E proprio secondo quanto ha dichiarato il Guardasigilli, la prospettiva è strategica per il Paese: si tratta di un provvedimento che può essere considerato «il più strategico» in quanto con esso si punta a «un definitivo cambio di passo in una materia che è assolutamente essenziale per la competitività del Paese».

Se gli obiettivi sono sicuramente condivisibili dalla lettura del testo della legge delega, a preoccupare gli operatori e gli studiosi del processo sono l’allargamento delle competenze per i giudici onorari, le nuove sommarizzazioni delle tutele, le impugnazioni che non decidono il merito, nonché le nuove problematiche derivanti dai regimi transitori.

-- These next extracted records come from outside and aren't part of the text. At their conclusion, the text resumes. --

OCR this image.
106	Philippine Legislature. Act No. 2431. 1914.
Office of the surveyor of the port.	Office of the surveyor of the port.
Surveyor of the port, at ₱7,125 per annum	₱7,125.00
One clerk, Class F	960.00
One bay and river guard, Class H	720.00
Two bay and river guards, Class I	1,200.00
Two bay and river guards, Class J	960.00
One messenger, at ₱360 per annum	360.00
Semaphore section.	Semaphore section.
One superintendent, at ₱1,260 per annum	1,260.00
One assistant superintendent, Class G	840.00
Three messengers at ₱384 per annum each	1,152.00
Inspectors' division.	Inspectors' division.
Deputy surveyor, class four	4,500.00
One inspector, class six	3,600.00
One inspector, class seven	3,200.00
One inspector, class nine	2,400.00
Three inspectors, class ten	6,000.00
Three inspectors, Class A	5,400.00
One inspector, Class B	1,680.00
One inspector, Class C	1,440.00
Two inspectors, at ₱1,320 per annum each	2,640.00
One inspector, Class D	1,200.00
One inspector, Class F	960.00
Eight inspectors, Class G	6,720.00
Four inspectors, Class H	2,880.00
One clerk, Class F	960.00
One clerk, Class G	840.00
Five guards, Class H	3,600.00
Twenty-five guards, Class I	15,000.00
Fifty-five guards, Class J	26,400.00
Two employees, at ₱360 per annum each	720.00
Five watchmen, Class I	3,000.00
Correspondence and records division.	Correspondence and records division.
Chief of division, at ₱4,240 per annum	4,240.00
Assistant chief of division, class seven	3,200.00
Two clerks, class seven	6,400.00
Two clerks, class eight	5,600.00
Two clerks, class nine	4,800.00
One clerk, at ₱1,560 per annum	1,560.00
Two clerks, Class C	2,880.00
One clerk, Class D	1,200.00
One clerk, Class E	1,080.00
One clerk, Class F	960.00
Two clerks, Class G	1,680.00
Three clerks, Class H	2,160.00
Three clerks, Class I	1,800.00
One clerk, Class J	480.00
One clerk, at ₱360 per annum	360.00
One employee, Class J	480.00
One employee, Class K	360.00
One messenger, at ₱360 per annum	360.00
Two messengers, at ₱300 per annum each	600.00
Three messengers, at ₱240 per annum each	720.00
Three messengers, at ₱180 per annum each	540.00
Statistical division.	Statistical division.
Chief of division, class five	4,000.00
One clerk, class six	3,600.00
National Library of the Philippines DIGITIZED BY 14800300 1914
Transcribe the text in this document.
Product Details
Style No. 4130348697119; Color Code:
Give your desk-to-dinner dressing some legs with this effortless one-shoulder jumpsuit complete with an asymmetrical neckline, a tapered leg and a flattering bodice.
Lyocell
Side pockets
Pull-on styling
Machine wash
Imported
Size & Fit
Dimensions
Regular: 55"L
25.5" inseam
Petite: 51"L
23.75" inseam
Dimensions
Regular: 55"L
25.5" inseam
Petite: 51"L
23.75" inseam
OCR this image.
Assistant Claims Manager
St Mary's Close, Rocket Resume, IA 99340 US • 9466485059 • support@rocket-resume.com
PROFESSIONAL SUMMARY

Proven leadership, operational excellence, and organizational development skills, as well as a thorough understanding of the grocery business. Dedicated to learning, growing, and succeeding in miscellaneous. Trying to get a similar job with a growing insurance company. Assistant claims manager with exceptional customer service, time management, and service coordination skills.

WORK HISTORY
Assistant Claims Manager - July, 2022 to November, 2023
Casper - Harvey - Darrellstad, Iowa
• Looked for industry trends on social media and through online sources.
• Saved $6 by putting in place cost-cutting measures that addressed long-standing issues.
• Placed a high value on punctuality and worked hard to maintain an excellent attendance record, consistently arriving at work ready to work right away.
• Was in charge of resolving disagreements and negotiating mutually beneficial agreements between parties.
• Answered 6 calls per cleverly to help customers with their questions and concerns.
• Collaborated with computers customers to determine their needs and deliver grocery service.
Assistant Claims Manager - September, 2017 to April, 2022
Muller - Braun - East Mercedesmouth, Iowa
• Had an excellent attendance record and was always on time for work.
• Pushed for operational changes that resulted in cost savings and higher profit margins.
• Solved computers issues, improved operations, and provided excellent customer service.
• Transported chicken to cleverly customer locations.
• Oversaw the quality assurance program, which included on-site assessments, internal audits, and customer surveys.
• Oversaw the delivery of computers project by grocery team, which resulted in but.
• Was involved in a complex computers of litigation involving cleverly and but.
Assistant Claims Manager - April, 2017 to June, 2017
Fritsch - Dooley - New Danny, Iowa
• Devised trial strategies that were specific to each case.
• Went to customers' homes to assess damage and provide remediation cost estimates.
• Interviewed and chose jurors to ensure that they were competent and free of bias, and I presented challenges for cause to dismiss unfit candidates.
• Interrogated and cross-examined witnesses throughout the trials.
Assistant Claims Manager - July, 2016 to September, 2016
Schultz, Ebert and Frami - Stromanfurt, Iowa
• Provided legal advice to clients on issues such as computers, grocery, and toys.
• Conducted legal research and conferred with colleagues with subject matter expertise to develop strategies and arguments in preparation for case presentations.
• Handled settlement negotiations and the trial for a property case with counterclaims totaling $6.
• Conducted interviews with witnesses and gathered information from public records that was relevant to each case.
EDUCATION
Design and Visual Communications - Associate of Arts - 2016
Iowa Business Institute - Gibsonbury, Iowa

Il tema è estremamente delicato è l’attuazione dell’obiettivo “competitività” richiede grande attenzione per poter essere correttamente coniugato nel mondo della giurisdizione ove il fine ultimo è la tutela dei diritti. Per cui appare sicuramente ragionevole e utile una estensione delle competenze del c.d. tribunale per le imprese (la cui denominazione dovrebbe divenire: «sezioni specializzate per l’impresa e il mercato»), mentre qualche dubbio suscita l’obiettivo di «valorizzare gli istituti del tentativo di conciliazione e della proposta di conciliazione del giudice» (artt. 185 e 185-bis del codice di procedura civile), prevedendo che «la mancata comparizione personale delle parti o il rifiuto della proposta transattiva o conciliativa del giudice, senza giustificato motivo, costituiscano comportamento valutabile dallo stesso ai fini del giudizio».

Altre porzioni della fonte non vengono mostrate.